— Ты, пожалуйста, откажись от этой глупости и не связывайся с ними! — сказал я ему по поводу Андреева обществу.
— Я и сам думал отказаться, тем более что теперь… Знаешь, если б я был один, так это — ничего, а то, я хотел тебе давно сказать, Лизавета Николаевна подает мне некоторые надежды.
— К чему?
— Может быть, мои дела как-нибудь устроятся: кончу курс, поступлю на службу, тогда, может быть… конечно, неравенство…
Малинин не посмел докончить. Он смотрел очень пристально на переплет окна, и глаза его были полны слез. Я поспешил, как мог, утешить его, что особенного неравенства нет и что он вполне может питать надежды на брак с Лизой.
— Только откажись от этих затей, — повторил я ему.
— Как же отказаться?
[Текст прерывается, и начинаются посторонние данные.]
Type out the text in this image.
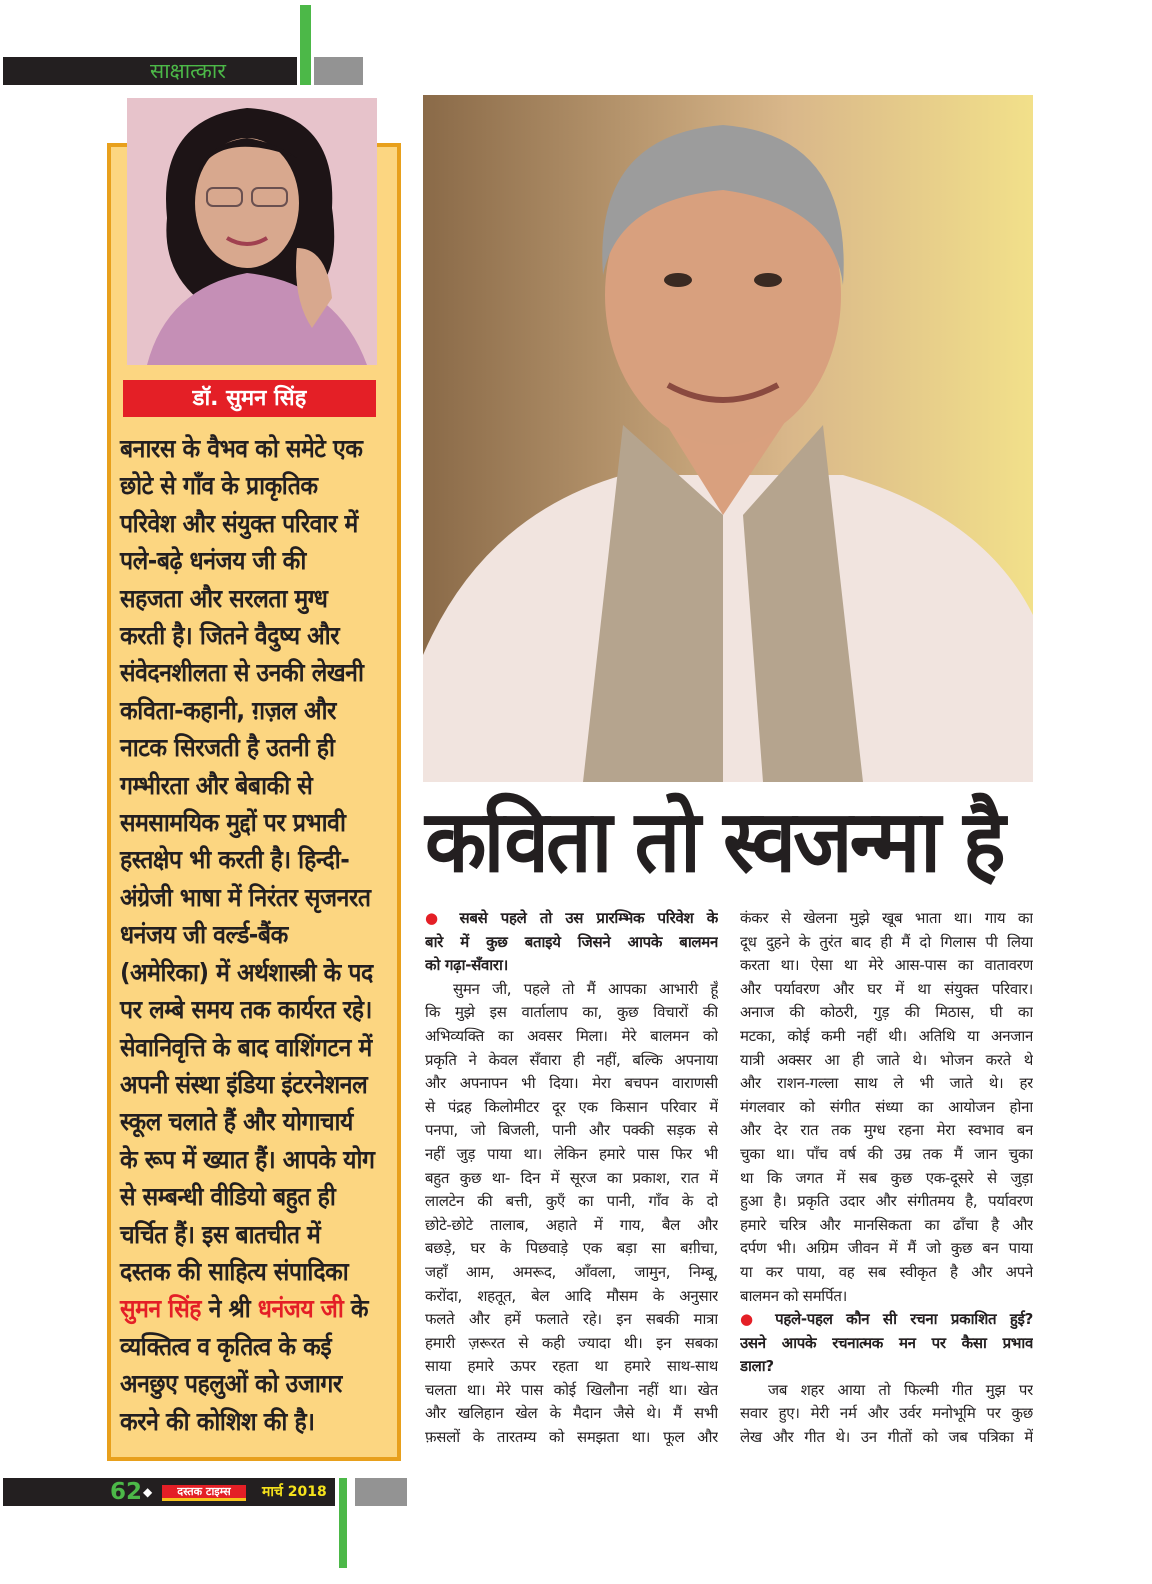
साक्षात्कार
डॉ. सुमन सिंह
बनारस के वैभव को समेटे एक
छोटे से गाँव के प्राकृतिक
परिवेश और संयुक्त परिवार में
पले-बढ़े धनंजय जी की
सहजता और सरलता मुग्ध
करती है। जितने वैदुष्य और
संवेदनशीलता से उनकी लेखनी
कविता-कहानी, ग़ज़ल और
नाटक सिरजती है उतनी ही
गम्भीरता और बेबाकी से
समसामयिक मुद्दों पर प्रभावी
हस्तक्षेप भी करती है। हिन्दी-
अंग्रेजी भाषा में निरंतर सृजनरत
धनंजय जी वर्ल्ड-बैंक
(अमेरिका) में अर्थशास्त्री के पद
पर लम्बे समय तक कार्यरत रहे।
सेवानिवृत्ति के बाद वाशिंगटन में
अपनी संस्था इंडिया इंटरनेशनल
स्कूल चलाते हैं और योगाचार्य
के रूप में ख्यात हैं। आपके योग
से सम्बन्धी वीडियो बहुत ही
चर्चित हैं। इस बातचीत में
दस्तक की साहित्य संपादिका
सुमन सिंह ने श्री धनंजय जी के
व्यक्तित्व व कृतित्व के कई
अनछुए पहलुओं को उजागर
करने की कोशिश की है।
कविता तो स्वजन्मा है
● सबसे पहले तो उस प्रारम्भिक परिवेश के
बारे में कुछ बताइये जिसने आपके बालमन
को गढ़ा-सँवारा।
सुमन जी, पहले तो मैं आपका आभारी हूँ
कि मुझे इस वार्तालाप का, कुछ विचारों की
अभिव्यक्ति का अवसर मिला। मेरे बालमन को
प्रकृति ने केवल सँवारा ही नहीं, बल्कि अपनाया
और अपनापन भी दिया। मेरा बचपन वाराणसी
से पंद्रह किलोमीटर दूर एक किसान परिवार में
पनपा, जो बिजली, पानी और पक्की सड़क से
नहीं जुड़ पाया था। लेकिन हमारे पास फिर भी
बहुत कुछ था- दिन में सूरज का प्रकाश, रात में
लालटेन की बत्ती, कुएँ का पानी, गाँव के दो
छोटे-छोटे तालाब, अहाते में गाय, बैल और
बछड़े, घर के पिछवाड़े एक बड़ा सा बग़ीचा,
जहाँ आम, अमरूद, आँवला, जामुन, निम्बू,
करोंदा, शहतूत, बेल आदि मौसम के अनुसार
फलते और हमें फलाते रहे। इन सबकी मात्रा
हमारी ज़रूरत से कही ज्यादा थी। इन सबका
साया हमारे ऊपर रहता था हमारे साथ-साथ
चलता था। मेरे पास कोई खिलौना नहीं था। खेत
और खलिहान खेल के मैदान जैसे थे। मैं सभी
फ़सलों के तारतम्य को समझता था। फूल और
कंकर से खेलना मुझे खूब भाता था। गाय का
दूध दुहने के तुरंत बाद ही मैं दो गिलास पी लिया
करता था। ऐसा था मेरे आस-पास का वातावरण
और पर्यावरण और घर में था संयुक्त परिवार।
अनाज की कोठरी, गुड़ की मिठास, घी का
मटका, कोई कमी नहीं थी। अतिथि या अनजान
यात्री अक्सर आ ही जाते थे। भोजन करते थे
और राशन-गल्ला साथ ले भी जाते थे। हर
मंगलवार को संगीत संध्या का आयोजन होना
और देर रात तक मुग्ध रहना मेरा स्वभाव बन
चुका था। पाँच वर्ष की उम्र तक मैं जान चुका
था कि जगत में सब कुछ एक-दूसरे से जुड़ा
हुआ है। प्रकृति उदार और संगीतमय है, पर्यावरण
हमारे चरित्र और मानसिकता का ढाँचा है और
दर्पण भी। अग्रिम जीवन में मैं जो कुछ बन पाया
या कर पाया, वह सब स्वीकृत है और अपने
बालमन को समर्पित।
● पहले-पहल कौन सी रचना प्रकाशित हुई?
उसने आपके रचनात्मक मन पर कैसा प्रभाव
डाला?
जब शहर आया तो फिल्मी गीत मुझ पर
सवार हुए। मेरी नर्म और उर्वर मनोभूमि पर कुछ
लेख और गीत थे। उन गीतों को जब पत्रिका में
62 ◆	दस्तक टाइम्स	मार्च 2018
Ведь неловко же сказать, что я влюблен и потому не могу собой пожертвовать вместе с ними…
— Я уж устроил это. Если они тебя будут что-нибудь спрашивать, ты притворяйся, что ничего не знаешь.
— А ты? — спросил Малинин. — Неужели ты не с ними?
— Я не дурак, — резко сказал я.
— Впрочем, может быть, у тебя тоже…
Малинин не договорил своей глупости, так как в это время явился Стульцев с своим заветным козлиным клоком и, дергая очками, начал рассказывать, что какой-то купец, выходя из казначейства, обронил с полпуда радужных бумажек. Стульцев поднял их и чуть не загнал извозчичью лошадь, догоняя хозяина денег, который тотчас предложил ему в награду за честность фунтов десять радужных, но он, Стульцев, само собою разумеется, отказался.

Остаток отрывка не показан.